Pangraph is available:

  • as a standalone binary
  • as a docker container

For more extended instructions on installation please refer to the documentation.

Standalone binary

This is the recommended way to install Pangraph. You can download the latest release for your operating system from here.

Docker container

PanGraph is available as a Docker container:

docker pull neherlab/pangraph:latest

See the documentation for extended instructions on its usage.

Examples

Please refer to the tutorials within the documentation for an in-depth usage guide. For a quick reference, see below.
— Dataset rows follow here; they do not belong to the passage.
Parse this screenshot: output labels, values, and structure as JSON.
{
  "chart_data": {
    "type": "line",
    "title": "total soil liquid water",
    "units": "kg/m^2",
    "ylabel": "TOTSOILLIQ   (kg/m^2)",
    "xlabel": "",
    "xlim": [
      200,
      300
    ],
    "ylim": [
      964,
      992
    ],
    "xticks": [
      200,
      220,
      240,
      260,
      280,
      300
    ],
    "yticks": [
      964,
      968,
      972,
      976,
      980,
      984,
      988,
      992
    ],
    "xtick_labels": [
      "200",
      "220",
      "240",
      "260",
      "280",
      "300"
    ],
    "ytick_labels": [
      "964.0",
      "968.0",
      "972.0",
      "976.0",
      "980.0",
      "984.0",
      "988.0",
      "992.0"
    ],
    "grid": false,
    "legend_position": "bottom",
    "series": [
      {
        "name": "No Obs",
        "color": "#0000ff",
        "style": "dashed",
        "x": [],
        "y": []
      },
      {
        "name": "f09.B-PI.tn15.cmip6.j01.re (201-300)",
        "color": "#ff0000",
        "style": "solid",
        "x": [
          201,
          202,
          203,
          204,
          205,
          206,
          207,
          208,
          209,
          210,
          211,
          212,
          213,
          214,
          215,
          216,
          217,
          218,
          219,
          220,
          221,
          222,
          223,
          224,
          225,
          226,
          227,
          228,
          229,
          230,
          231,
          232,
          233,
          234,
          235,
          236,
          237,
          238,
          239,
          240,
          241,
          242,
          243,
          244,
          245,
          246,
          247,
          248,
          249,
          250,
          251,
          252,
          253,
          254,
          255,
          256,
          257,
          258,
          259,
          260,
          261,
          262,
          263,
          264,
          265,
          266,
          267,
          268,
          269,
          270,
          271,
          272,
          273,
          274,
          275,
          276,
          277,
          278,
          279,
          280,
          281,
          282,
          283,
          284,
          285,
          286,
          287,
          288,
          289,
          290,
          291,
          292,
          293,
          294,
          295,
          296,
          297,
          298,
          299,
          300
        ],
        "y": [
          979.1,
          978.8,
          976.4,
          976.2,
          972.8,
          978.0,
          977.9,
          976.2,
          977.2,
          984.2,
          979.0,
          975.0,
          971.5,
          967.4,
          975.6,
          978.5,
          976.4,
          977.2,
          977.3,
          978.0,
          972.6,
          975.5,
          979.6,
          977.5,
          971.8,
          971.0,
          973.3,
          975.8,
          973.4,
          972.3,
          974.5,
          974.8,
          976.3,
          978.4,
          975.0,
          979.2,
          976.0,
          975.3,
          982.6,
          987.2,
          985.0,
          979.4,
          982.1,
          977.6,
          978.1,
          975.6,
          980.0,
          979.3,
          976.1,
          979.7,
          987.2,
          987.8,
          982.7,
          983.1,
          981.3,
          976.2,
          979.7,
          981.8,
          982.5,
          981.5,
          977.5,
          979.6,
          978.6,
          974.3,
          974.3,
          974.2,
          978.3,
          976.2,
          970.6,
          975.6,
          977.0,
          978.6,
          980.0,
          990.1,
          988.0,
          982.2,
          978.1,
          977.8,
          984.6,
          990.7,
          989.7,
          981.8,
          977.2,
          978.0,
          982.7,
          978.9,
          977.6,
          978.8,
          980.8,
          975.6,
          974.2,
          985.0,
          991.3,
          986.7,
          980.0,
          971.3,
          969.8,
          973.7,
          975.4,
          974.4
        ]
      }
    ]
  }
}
Align a multi-fasta sequences.fa in a graph:

pangraph build sequences.fa -o graph.json

Extract the core-genome alignment from the graph, with blocks appearing in the order of the reference genome NC_010468:

pangraph export core-genome graph.json \
  --guide-strain NC_010468 \
  -o core_genome_aln.fa

Export the graph in gfa format for visualization:

pangraph export gfa graph.json -o graph.gfa

Reconstruct input sequences from the graph:

pangraph reconstruct graph.json -o sequences.fa

PyPangraph

PyPangraph is a python package with convenient utilities to load and explore the graph data structure, see the documentation for installation instructions and more examples.

import pypangraph as pp

graph = pp.Pangraph.load_graph("graph.json")
print(graph)
# pangraph object with 15 paths, 137 blocks and 1042 nodes

Citation

If you use PanGraph in scientific publications, please cite the original paper presenting the algorithm:

PanGraph: scalable bacterial pan-genome graph construction Nicholas Noll, Marco Molari, Liam P. Shaw, Richard A. Neher Microbial Genomics, 9(6), 2023; doi: 10.1099/mgen.0.001034

License

MIT License

Note

The legacy v0 version of Pangraph is now stored on the v0 branch of the repository, and legacy documentation is available here.